Szene

Ei ei, wer putzt denn da?

Schneemaden auf dem Radweg, Scherben am Strassenrand: Den Velofahrenden werden vielerlei Hindernisse auf die Bahn gelegt, besonders im Winter. Die Leute vom Strassendienst haben es aber auch nicht leicht, wie die Aussagen von Werkhof-Leitern belegen.
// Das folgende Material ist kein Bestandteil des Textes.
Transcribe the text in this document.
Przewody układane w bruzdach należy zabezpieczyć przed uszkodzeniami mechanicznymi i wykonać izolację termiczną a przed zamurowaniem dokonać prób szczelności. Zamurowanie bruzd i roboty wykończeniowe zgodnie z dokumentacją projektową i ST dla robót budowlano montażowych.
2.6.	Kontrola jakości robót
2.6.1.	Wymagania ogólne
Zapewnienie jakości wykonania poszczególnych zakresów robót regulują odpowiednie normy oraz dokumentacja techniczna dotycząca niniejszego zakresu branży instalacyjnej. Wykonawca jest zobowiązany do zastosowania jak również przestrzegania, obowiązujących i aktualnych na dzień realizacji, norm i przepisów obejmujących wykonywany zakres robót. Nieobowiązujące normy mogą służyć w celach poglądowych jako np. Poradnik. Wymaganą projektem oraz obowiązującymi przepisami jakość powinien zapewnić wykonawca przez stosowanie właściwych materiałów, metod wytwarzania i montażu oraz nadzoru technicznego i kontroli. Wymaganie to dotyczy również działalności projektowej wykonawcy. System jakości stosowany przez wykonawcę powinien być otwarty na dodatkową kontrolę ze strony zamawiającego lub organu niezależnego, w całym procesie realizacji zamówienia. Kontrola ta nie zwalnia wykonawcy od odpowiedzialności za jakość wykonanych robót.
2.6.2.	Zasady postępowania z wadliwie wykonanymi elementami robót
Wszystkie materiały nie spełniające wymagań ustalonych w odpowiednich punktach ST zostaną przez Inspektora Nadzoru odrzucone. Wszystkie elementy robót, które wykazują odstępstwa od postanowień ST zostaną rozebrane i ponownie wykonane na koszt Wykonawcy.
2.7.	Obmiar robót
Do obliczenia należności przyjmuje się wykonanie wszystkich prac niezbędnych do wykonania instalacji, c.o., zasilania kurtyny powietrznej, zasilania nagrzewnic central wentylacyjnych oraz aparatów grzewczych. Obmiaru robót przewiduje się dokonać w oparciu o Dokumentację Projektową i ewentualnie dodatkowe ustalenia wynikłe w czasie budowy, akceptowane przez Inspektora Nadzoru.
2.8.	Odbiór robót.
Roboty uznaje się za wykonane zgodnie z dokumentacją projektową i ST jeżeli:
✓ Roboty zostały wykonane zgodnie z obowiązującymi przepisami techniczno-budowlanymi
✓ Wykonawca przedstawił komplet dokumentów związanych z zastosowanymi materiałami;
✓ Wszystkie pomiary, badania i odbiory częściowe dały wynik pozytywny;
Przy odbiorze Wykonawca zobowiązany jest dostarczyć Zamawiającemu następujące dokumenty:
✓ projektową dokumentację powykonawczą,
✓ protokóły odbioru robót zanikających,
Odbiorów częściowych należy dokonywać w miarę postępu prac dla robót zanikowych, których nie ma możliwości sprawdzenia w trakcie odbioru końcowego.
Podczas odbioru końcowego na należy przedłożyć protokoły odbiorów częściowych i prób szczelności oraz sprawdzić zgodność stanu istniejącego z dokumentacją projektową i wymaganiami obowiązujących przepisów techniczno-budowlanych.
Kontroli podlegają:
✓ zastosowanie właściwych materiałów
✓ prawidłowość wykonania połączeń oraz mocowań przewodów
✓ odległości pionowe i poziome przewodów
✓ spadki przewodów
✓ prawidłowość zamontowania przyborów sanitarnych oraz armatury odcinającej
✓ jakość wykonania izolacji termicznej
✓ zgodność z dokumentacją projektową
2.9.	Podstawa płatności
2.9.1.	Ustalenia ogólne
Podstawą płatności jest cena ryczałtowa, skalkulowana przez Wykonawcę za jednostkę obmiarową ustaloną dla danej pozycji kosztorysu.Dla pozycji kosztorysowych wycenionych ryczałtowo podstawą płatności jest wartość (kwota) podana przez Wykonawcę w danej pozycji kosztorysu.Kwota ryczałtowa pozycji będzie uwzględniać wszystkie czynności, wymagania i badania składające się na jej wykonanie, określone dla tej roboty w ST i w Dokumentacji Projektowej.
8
«Auf dem Radweg lebt man gefährlich, weil man die Velofahrenden nicht herannahen hört. Nirgends kann man die Gerätschaften und Fahrzeuge abstellen, ohne von Velofahrenden angepöbelt zu werden.» Diese Aussage eines Strasseninspektors aus dem Kanton Bern belegt, dass es auch für die Leute vom Strassenunterhalt nicht leicht ist, den Wünschen der Velofahrenden gerecht zu werden. Das ist mit ein Grund, weshalb Radstreifen, Radwege und generell die rechten Strassenränder weniger gut gesäubert werden als die Autospuren. Dabei sind Velos viel stärker auf glatte und saubere Fahrbahnen angewiesen. Auch die (Kunststoff-)Scherben der Autolichter sind scharf genug, um Pneus zu zerschneiden.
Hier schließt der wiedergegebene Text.